The very first thing I noticed was that I said "okay" about a million times.
"okay, so today we are going to...," "Okay, good, now we are going to...," "So those are my expectations for you, Okay?"
I was horrified that it kept coming out of my mouth, but it just seemed to be my go to word of the day! I learned that I need to be more cognitively focused on what I want to say next, so that I don't start using filler words such as okay. If I had developed better transition questions to ask, I would have eased into my different topics much smoother.
As I stammered my way through my lesson, I also found myself stuck in the same place for a large majority of the time. I believe that the best way to keep the students engaged is to stay engaged with them, and that is something that cannot always be done from the front of the classroom. In the future I plan to try to be more actively aware of where I am and what I am doing while teaching.
While I was designing my lesson I wanted to do something to get the students up and moving. I didn't want to have a normal first day of class where the students sat in their seats while I read my expectations to a wall of blank stares. To try to add variety I asked the students to design a skit to act out one of my classroom expectations. I think that the idea was great, however, I do not feel I executed it properly. I wanted the kids to have a lot of energy and enthusiasm for this activity to really be fun, however, I didn't start the class with bursting enthusiasm on my end. I see now that I cannot expect anything from my students that I am not willing to do either. Why should they be excited about something that I obviously am not that excited about?
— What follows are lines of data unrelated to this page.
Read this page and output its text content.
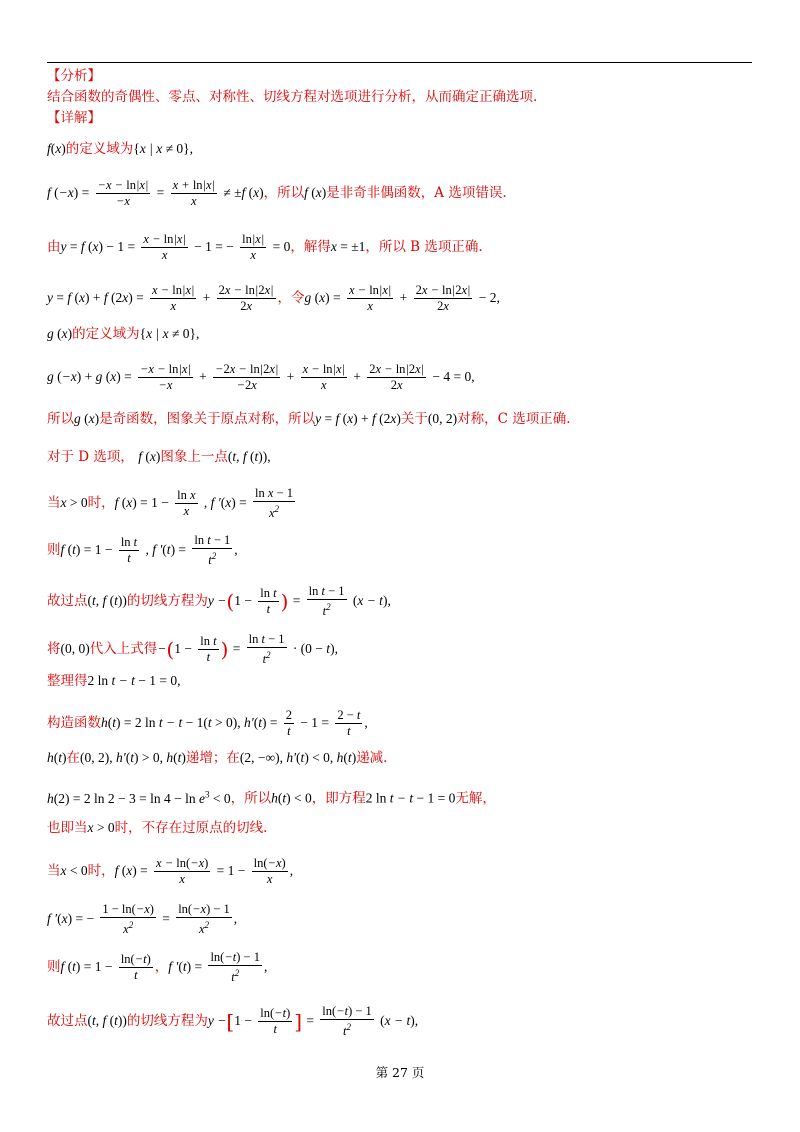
【分析】
结合函数的奇偶性、零点、对称性、切线方程对选项进行分析，从而确定正确选项.
【详解】
f(x)的定义域为{x | x ≠ 0},
f $(-x) = \frac{-x - \ln|x|}{-x} = \frac{x + \ln|x|}{x} \ne \pm f$ (x)，所以f (x)是非奇非偶函数，A 选项错误.
由y = f $(x) - 1 = \frac{x - \ln|x|}{x} - 1$ = − $\frac{\ln|x|}{x} = 0$，解得x = ±1，所以 B 选项正确.
y = f (x) + f $(2x) = \frac{x - \ln|x|}{x} + \frac{2x - \ln|2x|}{2x}$ ，令g $(x) = \frac{x - \ln|x|}{x} + \frac{2x - \ln|2x|}{2x} - 2$,
g (x)的定义域为{x | x ≠ 0},
g (−x) + g $(x) = \frac{-x - \ln|x|}{-x} + \frac{-2x - \ln|2x|}{-2x} + \frac{x - \ln|x|}{x} + \frac{2x - \ln|2x|}{2x} - 4 = 0$,
所以g (x)是奇函数，图象关于原点对称，所以y = f (x) + f (2x)关于(0, 2)对称，C 选项正确.
对于 D 选项， f (x)图象上一点(t, f (t)),
当x > 0时，f $(x) = 1 - \frac{\text{ln x}}{x}$ , f $'(x) = \frac{\text{ln x − 1}}{x^2}$
则f $(t) = 1 - \frac{\text{ln t}}{t}$ , f $'(t) = \frac{\text{ln t − 1}}{t^2}$ ,
故过点(t, f (t))的切线方程为$y -(1 - \frac{\text{ln t}}{t}$ ) = $\frac{\text{ln t − 1}}{t^2} (x - t)$,
将(0, 0)代入上式得$-(1 - \frac{\text{ln t}}{t}$ ) = $\frac{\text{ln t − 1}}{t^2} \cdot (0 - t)$,
整理得2 ln t − t − 1 = 0,
构造函数h(t) = 2 ln t − t − 1(t > 0), $h'(t) = \frac{2}{t} - 1 = \frac{2 - t}{t}$ ,
h(t)在(0, 2), h′(t) > 0, h(t)递增；在(2, −∞), h′(t) < 0, h(t)递减.
h(2) = 2 $\ln 2 - 3 = \ln 4 - \ln e^3 < 0$，所以h(t) < 0，即方程2 ln t − t − 1 = 0无解，
也即当x > 0时，不存在过原点的切线.
当x < 0时，f $(x) = \frac{x - \ln(-x)}{x} = 1 - \frac{\ln(-x)}{x}$ ,
f ′(x) = − $\frac{1 - \ln(-x)}{x^2} = \frac{\ln(-x) - 1}{x^2}$ ,
则f $(t) = 1 - \frac{\ln(-t)}{t}$ ，f $'(t) = \frac{\ln(-t) - 1}{t^2}$ ,
故过点(t, f (t))的切线方程为$y -[1 - \frac{\ln(-t)}{t}$ ] = $\frac{\ln(-t) - 1}{t^2} (x - t)$,
第 27 页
I could have changed the whole dynamic of my lesson if I had picked up my energy level from the very start. I will challenge myself to remember that as I move forward both in this lab setting and then as I transition into my classroom!
Overall I learned a lot from this first experience teaching in front of my peers. I was unsure of how life like this experience would be, but I am grateful that I am able to test the waters first with my peers before being thrown into the high school classroom!